Following two years of debates among the national governments, the Ecofin Council backed matching the taxation imposed on digital formats to the lower rates applied to standard books and press. In countries like Spain, digital publications pay 17% more than hard copies.
“An electronic book is a book, a digital newspaper is a newspaper! Good news for the press and the cultural sector,” the Commissioner for economic affairs and taxation, Pierre Moscovici, wrote on his Twitter account.
The Commission made the proposal two years ago, an idea particularly championed by France.
Although member states welcomed the plan in order to support the media and cultural sector, the proposal found a few hurdles at the Council’s table.

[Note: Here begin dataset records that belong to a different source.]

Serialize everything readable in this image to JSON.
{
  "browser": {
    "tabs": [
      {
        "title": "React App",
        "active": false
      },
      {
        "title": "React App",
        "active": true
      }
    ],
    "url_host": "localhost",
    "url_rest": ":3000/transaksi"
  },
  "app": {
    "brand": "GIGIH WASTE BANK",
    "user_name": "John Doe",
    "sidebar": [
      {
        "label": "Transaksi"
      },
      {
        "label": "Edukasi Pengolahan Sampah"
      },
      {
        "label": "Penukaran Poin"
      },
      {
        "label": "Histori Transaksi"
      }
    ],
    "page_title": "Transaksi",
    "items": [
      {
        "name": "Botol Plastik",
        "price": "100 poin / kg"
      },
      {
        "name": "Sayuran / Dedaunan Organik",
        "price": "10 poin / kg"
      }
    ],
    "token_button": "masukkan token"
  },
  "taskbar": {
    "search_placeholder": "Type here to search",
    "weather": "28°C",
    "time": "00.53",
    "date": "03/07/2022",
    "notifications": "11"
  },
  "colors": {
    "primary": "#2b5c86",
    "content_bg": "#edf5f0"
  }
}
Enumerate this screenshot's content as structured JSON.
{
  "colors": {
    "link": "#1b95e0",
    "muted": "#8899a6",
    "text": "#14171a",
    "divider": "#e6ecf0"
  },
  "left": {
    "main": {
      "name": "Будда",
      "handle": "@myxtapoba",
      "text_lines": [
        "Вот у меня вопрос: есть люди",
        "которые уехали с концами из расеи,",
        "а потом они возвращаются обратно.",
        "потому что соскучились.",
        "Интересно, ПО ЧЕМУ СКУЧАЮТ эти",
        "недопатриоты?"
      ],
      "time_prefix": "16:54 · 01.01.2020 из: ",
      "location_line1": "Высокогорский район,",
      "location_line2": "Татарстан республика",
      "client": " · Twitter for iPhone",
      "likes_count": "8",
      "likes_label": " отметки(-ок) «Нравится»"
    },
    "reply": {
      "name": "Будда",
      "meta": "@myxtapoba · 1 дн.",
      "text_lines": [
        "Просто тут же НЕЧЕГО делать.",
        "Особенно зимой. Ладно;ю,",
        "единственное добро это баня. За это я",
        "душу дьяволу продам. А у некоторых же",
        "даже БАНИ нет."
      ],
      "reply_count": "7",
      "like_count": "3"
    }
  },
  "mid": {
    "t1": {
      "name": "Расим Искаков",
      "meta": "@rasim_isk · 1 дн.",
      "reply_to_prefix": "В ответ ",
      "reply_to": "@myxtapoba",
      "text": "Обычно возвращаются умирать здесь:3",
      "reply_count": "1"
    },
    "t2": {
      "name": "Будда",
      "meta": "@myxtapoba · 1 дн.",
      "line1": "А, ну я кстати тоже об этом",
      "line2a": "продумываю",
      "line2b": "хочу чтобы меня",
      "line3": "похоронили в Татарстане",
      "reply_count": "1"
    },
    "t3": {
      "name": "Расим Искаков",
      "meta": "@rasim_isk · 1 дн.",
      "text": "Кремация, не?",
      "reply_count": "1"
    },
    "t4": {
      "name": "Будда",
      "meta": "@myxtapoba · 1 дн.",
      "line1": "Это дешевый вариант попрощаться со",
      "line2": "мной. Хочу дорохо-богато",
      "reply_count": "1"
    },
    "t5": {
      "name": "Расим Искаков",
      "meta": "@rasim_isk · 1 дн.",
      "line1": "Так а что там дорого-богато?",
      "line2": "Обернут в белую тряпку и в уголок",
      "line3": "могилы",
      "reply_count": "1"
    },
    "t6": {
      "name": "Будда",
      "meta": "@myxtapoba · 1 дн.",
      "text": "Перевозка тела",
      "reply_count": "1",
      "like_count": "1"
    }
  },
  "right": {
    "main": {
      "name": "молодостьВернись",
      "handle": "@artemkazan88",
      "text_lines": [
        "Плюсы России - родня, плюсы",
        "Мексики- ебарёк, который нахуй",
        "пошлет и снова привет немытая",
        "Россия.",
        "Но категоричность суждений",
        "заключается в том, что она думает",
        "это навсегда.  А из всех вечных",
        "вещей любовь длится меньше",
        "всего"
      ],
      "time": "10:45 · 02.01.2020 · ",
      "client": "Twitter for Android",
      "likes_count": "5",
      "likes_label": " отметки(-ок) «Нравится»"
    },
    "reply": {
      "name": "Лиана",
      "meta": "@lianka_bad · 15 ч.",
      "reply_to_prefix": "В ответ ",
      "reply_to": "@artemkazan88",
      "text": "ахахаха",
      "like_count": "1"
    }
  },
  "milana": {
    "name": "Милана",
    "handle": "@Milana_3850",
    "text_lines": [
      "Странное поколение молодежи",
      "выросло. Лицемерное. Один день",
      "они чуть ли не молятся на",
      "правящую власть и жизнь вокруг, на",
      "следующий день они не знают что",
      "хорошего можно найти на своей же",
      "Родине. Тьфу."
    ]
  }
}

The final green light came only after the Czech Republic lifted its veto, as part of a broader agreement to reform the VAT system.
“This proposal is part of our efforts to modernise VAT for the digital economy, and enables us to keep pace with technological progress,” said Austrian Finance Minister Hartwig Löger, whose country holds the Council presidency
Member states can now decide whether they want to apply reduced, super-reduced or zero VAT rates, compared to the minimum 15% they have to impose currently.
For physical publications – books, newspapers and periodicals – member states currently have the option of applying a ‘reduced’ VAT rate, i.e. minimum 5%. Some have been authorised to apply ‘super-reduced’ VAT rates (below 5%) or ‘zero’ rates (which involve VAT deductibility).
Super-reduced and zero rates will only be allowed for member states that currently apply them to physical publications.
European Commission vice-president for the euro, Valdis Dombrovskis, recalled that member states hold “very different approaches” when it comes to VAT, as some of them have “a very restricted use” of the reduced rates.
He added that these new rates would be applied temporarily until the ‘definitive’ VAT system is approved. The new system, proposed by the EU executive last autumn, would give member states greater flexibility to set VAT rates.
The new system was put forward to improve VAT collection. Today, around €150 billion in VAT revenues are lost every year due to fraudulent practices.
In the meantime, the EU’s finance ministers also approved on Tuesday a series of “quick fixes” to improve VAT collection while the co-legislators agree on the definitive system.
At the same time, the ministers agreed on allowing member states most affected by VAT fraud to temporarily apply a generalised reversal of VAT liability.
This so-called generalised ‘reverse charge’ mechanism involves shifting liability for VAT payments from the supplier to the customer, as requested by countries particularly affected by VAT fraud.
Löger said that the Council is ready to start the discussions on the ‘definitive’ VAT regime, but warned “it will take some time” to reach an agreement.